Bodo Busse steht im grün gestrichenen Lavesfoyer der Staatsoper Hannover.

AUDIO: Bodo Busse, der neue Intendant an der Staatsoper Hannover (55 Min)

Stand: 08.09.2025 18:50 Uhr

Bodo Busse startet als Intendant an der Staatsoper Hannover. Er will mit grüner Vision, Opernklassikern und offenen Türen frischen Wind bringen und die Oper als Ort der Begegnung neu beleben.

von Friederike Westerhaus

Zuletzt genoss Bodo Busse als Generalintendant am Saarländischen Staatstheater das „Lebensgefühl des Südens“. Zur neuen Spielzeit kommt er in den Norden, tritt die Nachfolge von Laura Berman an und wird Intendant der Staatsoper Hannover. Was hat er in Hannover vor? Will er, wie schon an anderen Stellen, ein neues Publikum für die Oper gewinnen? Welche Schwerpunkte möchte er in Hannover setzen? Die Saison wird am 14. September mit Wagners Lohengrin eröffnet, ein weiteres Highlight kommt kurz darauf, am 11. Oktober, mit Mozarts Don Giovanni. Friederike Westerhaus spricht in NDR Kultur à la carte mit Bodo Busse über Pläne, Ideen und seine ersten Eindrücke von Hannover.

Was verbinden Sie mit der Farbe Grün?

Bodo Busse: Ganz viel Hoffnung, ganz viel Lebensfreude, Optimismus und natürlich unser neu gestaltetes Laves-Foyer.
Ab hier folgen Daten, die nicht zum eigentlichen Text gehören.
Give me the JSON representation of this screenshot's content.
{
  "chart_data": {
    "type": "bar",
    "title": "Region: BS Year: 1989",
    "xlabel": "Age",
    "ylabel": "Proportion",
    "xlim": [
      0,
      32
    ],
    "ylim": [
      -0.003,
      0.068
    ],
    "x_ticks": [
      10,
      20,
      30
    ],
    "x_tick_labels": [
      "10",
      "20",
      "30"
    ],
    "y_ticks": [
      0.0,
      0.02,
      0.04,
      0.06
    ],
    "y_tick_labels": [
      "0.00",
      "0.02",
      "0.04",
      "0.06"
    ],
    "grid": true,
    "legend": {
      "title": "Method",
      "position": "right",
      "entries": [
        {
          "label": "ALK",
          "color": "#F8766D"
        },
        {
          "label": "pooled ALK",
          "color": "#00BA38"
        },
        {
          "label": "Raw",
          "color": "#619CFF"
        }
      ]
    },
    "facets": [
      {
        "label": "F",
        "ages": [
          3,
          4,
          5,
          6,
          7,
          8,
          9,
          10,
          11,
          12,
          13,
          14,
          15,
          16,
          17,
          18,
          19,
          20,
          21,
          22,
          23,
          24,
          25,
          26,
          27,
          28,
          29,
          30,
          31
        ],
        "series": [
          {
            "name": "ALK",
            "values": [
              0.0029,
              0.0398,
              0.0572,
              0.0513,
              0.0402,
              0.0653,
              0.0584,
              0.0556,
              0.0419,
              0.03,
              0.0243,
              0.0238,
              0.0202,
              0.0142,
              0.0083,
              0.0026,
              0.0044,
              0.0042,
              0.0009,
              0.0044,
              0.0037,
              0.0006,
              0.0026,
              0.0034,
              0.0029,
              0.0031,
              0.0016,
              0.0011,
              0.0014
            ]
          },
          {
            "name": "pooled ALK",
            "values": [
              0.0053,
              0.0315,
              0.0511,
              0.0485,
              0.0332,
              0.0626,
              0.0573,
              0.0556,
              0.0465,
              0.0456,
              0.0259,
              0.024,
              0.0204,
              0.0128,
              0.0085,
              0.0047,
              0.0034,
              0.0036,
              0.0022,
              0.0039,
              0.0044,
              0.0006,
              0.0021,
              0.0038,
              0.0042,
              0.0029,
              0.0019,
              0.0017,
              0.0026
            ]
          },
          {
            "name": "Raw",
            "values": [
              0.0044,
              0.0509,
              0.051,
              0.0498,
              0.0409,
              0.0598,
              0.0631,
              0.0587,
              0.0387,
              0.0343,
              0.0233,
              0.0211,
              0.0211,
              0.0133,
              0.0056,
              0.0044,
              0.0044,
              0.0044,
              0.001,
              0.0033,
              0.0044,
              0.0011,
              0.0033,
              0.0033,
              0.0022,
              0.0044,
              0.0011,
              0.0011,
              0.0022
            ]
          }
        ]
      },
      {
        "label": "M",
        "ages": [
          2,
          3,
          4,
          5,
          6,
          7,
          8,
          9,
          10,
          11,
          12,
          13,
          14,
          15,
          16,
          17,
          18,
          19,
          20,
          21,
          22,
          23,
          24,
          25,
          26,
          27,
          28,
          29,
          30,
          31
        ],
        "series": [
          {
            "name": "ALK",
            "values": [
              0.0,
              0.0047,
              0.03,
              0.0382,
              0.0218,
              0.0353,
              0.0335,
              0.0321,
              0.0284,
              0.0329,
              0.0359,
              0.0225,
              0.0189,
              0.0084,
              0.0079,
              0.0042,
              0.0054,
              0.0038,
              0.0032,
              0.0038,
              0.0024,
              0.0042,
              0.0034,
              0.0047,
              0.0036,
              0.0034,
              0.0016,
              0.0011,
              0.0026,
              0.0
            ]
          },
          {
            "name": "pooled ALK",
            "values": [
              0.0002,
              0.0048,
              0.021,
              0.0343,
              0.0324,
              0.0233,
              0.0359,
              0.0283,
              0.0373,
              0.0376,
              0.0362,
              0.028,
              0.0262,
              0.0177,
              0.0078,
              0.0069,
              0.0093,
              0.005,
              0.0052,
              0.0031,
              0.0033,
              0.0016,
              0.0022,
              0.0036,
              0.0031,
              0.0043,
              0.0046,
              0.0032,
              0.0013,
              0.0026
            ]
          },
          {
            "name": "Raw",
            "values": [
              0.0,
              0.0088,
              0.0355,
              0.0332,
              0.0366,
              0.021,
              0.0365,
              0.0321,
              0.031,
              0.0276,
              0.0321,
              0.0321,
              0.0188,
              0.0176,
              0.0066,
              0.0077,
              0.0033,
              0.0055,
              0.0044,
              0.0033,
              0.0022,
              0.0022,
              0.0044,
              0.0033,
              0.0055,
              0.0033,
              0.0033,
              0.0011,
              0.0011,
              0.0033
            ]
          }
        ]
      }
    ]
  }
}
Sie haben es zur Chefaufgabe gemacht, rein äußerlich der Staatsoper Hannover ein neues Gesicht zu verpassen. Das Foyer ist jetzt grün statt blau, mit vielen Pflanzen. Was ist das, was in Ihrer Intendanz besonders wachsen soll an der Staatsoper Hannover?

Busse: Es sollen Karrieren wachsen, es sollen Fantasien wachsen und blühen und es sollen die Musik und die Theaterkunst zum Erblühen kommen. Ich fand es ganz wichtig, dass auch das Umfeld der Staatsoper ein bisschen in das Laves-Foyer reinkommt. Wir haben diese wunderschöne Bepflanzung mit den Bäumen draußen. Mir war das immer etwas zu kühl und ich finde, Aufenthaltsqualität und Wohlfühlfaktor sind wichtig im Opernhaus. Deshalb haben wir gemeinsam mit einer ganz fantastischen Innenarchitektin die Tradition der Innenraumgestaltung, die auch Laura Berman schon begonnen hat, fortgeführt. Deshalb haben wir diese Pflanzen reingestellt. Es ist ein bisschen wie ein Wintergarten mit Palmen. Wir haben Stühle und Sofas aufgestellt. Man kann in den Pausen dort sitzen, Gespräche führen und ich finde, es ist ganz wunderbar geworden. Ich freue mich, dass wir die Ur-Idee des Laves-Foyers, nämlich Begegnung, Gespräch und Wohlfühlen wieder zum Thema machen können.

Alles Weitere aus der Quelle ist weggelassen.